The National Financial Reporting Authority (NFRA) chairman Nitin Gupta on Tuesday urged Corporate India to work on a new reporting template for the audit committees as the amount of information shared by them currently is not sufficient for the investors to understand the risks.

The Companies Act, 2013 and SEBI (Listing Obligations and Disclosure Requirements) Regulations have cast a number of critical responsibilities on the audit committees to protect investors, creditors and the public at large. However, there is hardly any information available to the public on whether the audit committees have discharged those functions and duties. “Simply disclosing the number of meetings (held) is not adequate,” Gupta said at an ASSOCHAM event here.

The NFRA chairman also suggested that the companies should consider creating a separate board-level risk management committee to identify the emerging risks like artificial intelligence (AI), environmental, social, and governance (ESG), and cybersecurity.

What did Nitin Gupta say?

“New risks are emerging. In today’s world, we are talking about AI in a big way. It is one of the major risks that the corporations should take into consideration.
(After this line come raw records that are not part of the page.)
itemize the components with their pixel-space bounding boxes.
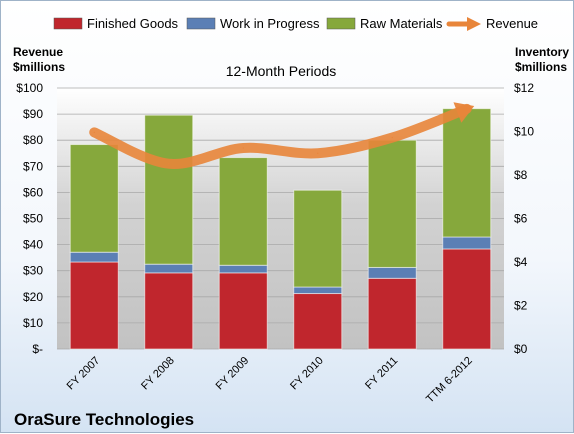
legend-label-work-in-progress: Work in Progress — [220, 16, 320, 31]
x-axis-ticks: FY 2007 FY 2008 FY 2009 FY 2010 FY 2011 TTM 6… — [65, 355, 475, 406]
bar-finished-goods — [144, 272, 194, 350]
revenue-line — [89, 103, 472, 169]
bar-work-in-progress — [293, 286, 343, 295]
right-tick-label: $6 — [514, 212, 528, 226]
left-tick-label: $80 — [23, 133, 43, 147]
left-tick-label: $20 — [23, 290, 43, 304]
bar-finished-goods — [442, 248, 492, 350]
left-tick-label: $30 — [23, 264, 43, 278]
left-tick-label: $- — [32, 342, 43, 356]
revenue-point — [317, 152, 319, 154]
company-name: OraSure Technologies — [14, 410, 194, 429]
right-tick-label: $2 — [514, 299, 528, 313]
right-axis-title-line2: $millions — [515, 60, 567, 74]
revenue-point — [242, 147, 244, 149]
legend-label-finished-goods: Finished Goods — [87, 16, 179, 31]
right-tick-label: $10 — [514, 125, 534, 139]
x-tick-label: FY 2010 — [288, 355, 326, 393]
bar-finished-goods — [69, 261, 119, 350]
legend-label-raw-materials: Raw Materials — [360, 16, 443, 31]
bar-work-in-progress — [367, 266, 417, 279]
legend-swatch-revenue — [446, 17, 481, 31]
revenue-point — [391, 136, 393, 139]
bar-raw-materials — [144, 114, 194, 265]
legend-label-revenue: Revenue — [486, 16, 538, 31]
bars — [69, 108, 492, 350]
revenue-point — [466, 108, 468, 110]
bar-work-in-progress — [218, 264, 268, 274]
revenue-arrowhead — [453, 102, 475, 123]
left-tick-label: $60 — [23, 185, 43, 199]
bar-work-in-progress — [442, 236, 492, 250]
right-tick-label: $12 — [514, 81, 534, 95]
right-axis-ticks: $0 $2 $4 $6 $8 $10 $12 — [514, 81, 534, 356]
revenue-point — [93, 131, 95, 133]
right-axis-title-line1: Inventory — [515, 45, 569, 59]
revenue-series — [89, 102, 475, 169]
legend-swatch-raw-materials — [326, 17, 356, 30]
left-tick-label: $70 — [23, 159, 43, 173]
left-tick-label: $40 — [23, 238, 43, 252]
right-tick-label: $4 — [514, 255, 528, 269]
bar-raw-materials — [442, 108, 492, 238]
bar-work-in-progress — [69, 251, 119, 263]
right-tick-label: $8 — [514, 168, 528, 182]
left-axis-title-line2: $millions — [13, 60, 65, 74]
bar-raw-materials — [293, 189, 343, 288]
bar-work-in-progress — [144, 263, 194, 274]
left-axis-ticks: $- $10 $20 $30 $40 $50 $60 $70 $80 $90 $100 — [16, 81, 43, 356]
legend-swatch-work-in-progress — [186, 17, 216, 30]
x-tick-label: FY 2011 — [363, 355, 400, 392]
x-tick-label: FY 2009 — [214, 355, 252, 393]
bar-finished-goods — [218, 272, 268, 350]
bar-raw-materials — [69, 144, 119, 253]
bar-raw-materials — [367, 139, 417, 268]
x-tick-label: FY 2008 — [139, 355, 177, 393]
chart-title: 12-Month Periods — [226, 63, 337, 79]
gridlines — [57, 87, 504, 350]
left-tick-label: $50 — [23, 212, 43, 226]
left-axis-title-line1: Revenue — [13, 45, 63, 59]
left-tick-label: $100 — [16, 81, 43, 95]
left-tick-label: $90 — [23, 107, 43, 121]
left-tick-label: $10 — [23, 316, 43, 330]
bar-raw-materials — [218, 157, 268, 266]
x-tick-label: TTM 6-2012 — [424, 355, 475, 406]
legend-swatch-finished-goods — [53, 17, 83, 30]
legend: Finished Goods Work in Progress Raw Mate… — [53, 16, 538, 31]
right-tick-label: $0 — [514, 342, 528, 356]
bar-finished-goods — [367, 277, 417, 350]
revenue-point — [168, 163, 170, 165]
x-tick-label: FY 2007 — [65, 355, 103, 393]
bar-finished-goods — [293, 293, 343, 350]
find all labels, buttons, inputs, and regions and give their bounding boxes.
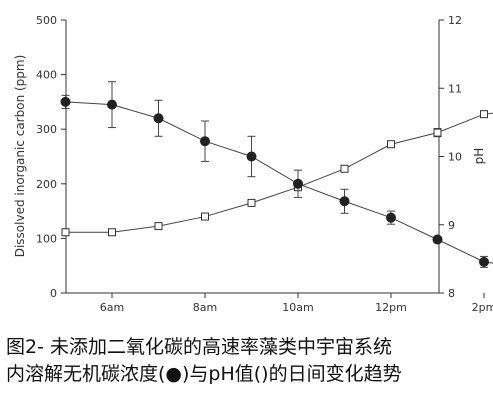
left-y-tick-label: 200 <box>36 178 57 191</box>
figure-caption-line-2: 内溶解无机碳浓度(●)与pH值()的日间变化趋势 <box>6 363 402 385</box>
left-y-tick-label: 100 <box>36 232 57 245</box>
ph-series <box>61 110 493 237</box>
figure-caption-line-1: 图2- 未添加二氧化碳的高速率藻类中宇宙系统 <box>6 336 392 358</box>
ph-point <box>247 198 256 207</box>
ph-point <box>340 164 349 173</box>
dic-point <box>479 256 489 267</box>
ph-point <box>433 128 442 137</box>
dic-series <box>60 81 493 268</box>
x-axis-ticks: 6am8am10am12pm2pm4pm6pm <box>100 293 493 314</box>
dic-point <box>60 96 71 107</box>
x-tick-label: 10am <box>282 301 313 314</box>
dic-point <box>246 151 257 162</box>
x-tick-label: 12pm <box>375 301 407 314</box>
left-y-tick-label: 0 <box>50 287 57 300</box>
ph-line <box>65 112 493 233</box>
dic-point <box>200 136 210 147</box>
right-y-tick-label: 9 <box>448 219 455 232</box>
ph-point <box>201 212 209 221</box>
dic-point <box>432 234 443 245</box>
right-y-tick-label: 8 <box>448 287 455 300</box>
left-y-tick-label: 400 <box>36 69 57 82</box>
ph-point <box>108 228 116 237</box>
right-y-tick-label: 10 <box>448 151 462 164</box>
x-tick-label: 6am <box>100 301 124 314</box>
ph-point <box>387 140 395 149</box>
left-y-tick-label: 500 <box>36 14 57 27</box>
chart: 6am8am10am12pm2pm4pm6pm 0100200300400500… <box>13 14 493 314</box>
right-y-tick-label: 11 <box>448 82 462 95</box>
dic-point <box>293 178 303 189</box>
dic-point <box>107 99 117 110</box>
dic-point <box>386 212 396 223</box>
dic-line <box>65 101 493 264</box>
ph-point <box>61 228 70 237</box>
x-tick-label: 8am <box>193 301 217 314</box>
left-y-tick-label: 300 <box>36 123 57 136</box>
left-y-axis-label: Dissolved inorganic carbon (ppm) <box>13 55 27 258</box>
dic-point <box>339 196 350 207</box>
right-y-tick-label: 12 <box>448 14 462 27</box>
ph-point <box>154 222 163 231</box>
left-y-axis-ticks: 0 100 200 300 400 500 <box>36 14 66 300</box>
right-y-axis-ticks: 8 9 10 11 12 <box>439 14 462 300</box>
x-tick-label: 2pm <box>472 301 493 314</box>
right-y-axis-label: pH <box>472 148 486 165</box>
dic-point <box>153 113 164 124</box>
ph-point <box>480 110 488 119</box>
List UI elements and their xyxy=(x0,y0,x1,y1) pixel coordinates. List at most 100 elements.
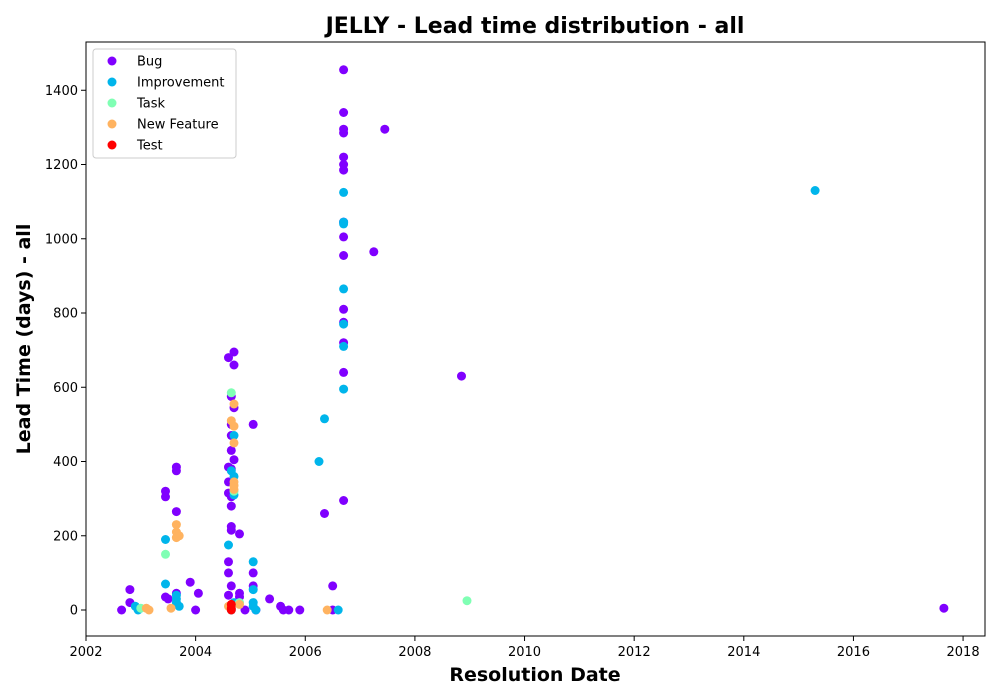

A recent global survey of 975 companies by EY revealed that nearly every company surveyed said that they suffered financial losses into AI-related incidents of upwards of $4.4 million,” Gupta said.

He said that the audit committees may not have the relevant necessary skills, experience and expertise to understand and manage the variety of risks which are evolving now, and hence there’s a need for a separate risk management committee.

Further, the NFRA chairman said that India must consider a longer time horizon to determine a company’s ability to continue operating. “In India, we are taking 12 months as the period for ascertaining the viability as a going concern, but can we take a longer horizon for this purpose, and determine the viability so that the failures can be avoided,” he said.

Over the past five years, the NFRA has published 79 disciplinary orders involving 108 actions, including 20 actions against the audit firms, and 88 against the individual auditors. In addition, there have been 7 cases of debarment of audit firms.

Gupta said that even though there’s a proliferation of ESG reporting standards globally; the ESG reporting should not become a mere technicality of disclosure. “In 2024, the International Sustainability Standards Board (ISSB) of IFRS Foundation issued two globally acceptable baseline standards. Similarly, the International Audit and Assurance Standards Board (IAASB) issued a comprehensive standard for the audit of sustainability. But the reporting should be a reflection of the ESG implementation in the corporate sector,” he said.

Gupta on economic reforms

He also said that the economic reforms, GDP growth and increase in market capitalisation must be accompanied by high-quality financial reporting systems.

He noted that in a span of five years, the market capitalisation has doubled to about Rs 4.25 lakh crore in 2025. “There’s a tremendous momentum in the IPO segment. So, there is a desire on the part of the investors, including foreign investors, to invest in India.” The India growth story has to ultimately transform into a high-quality corporate governance, high-quality financial reporting system, and robust audit profession, he added.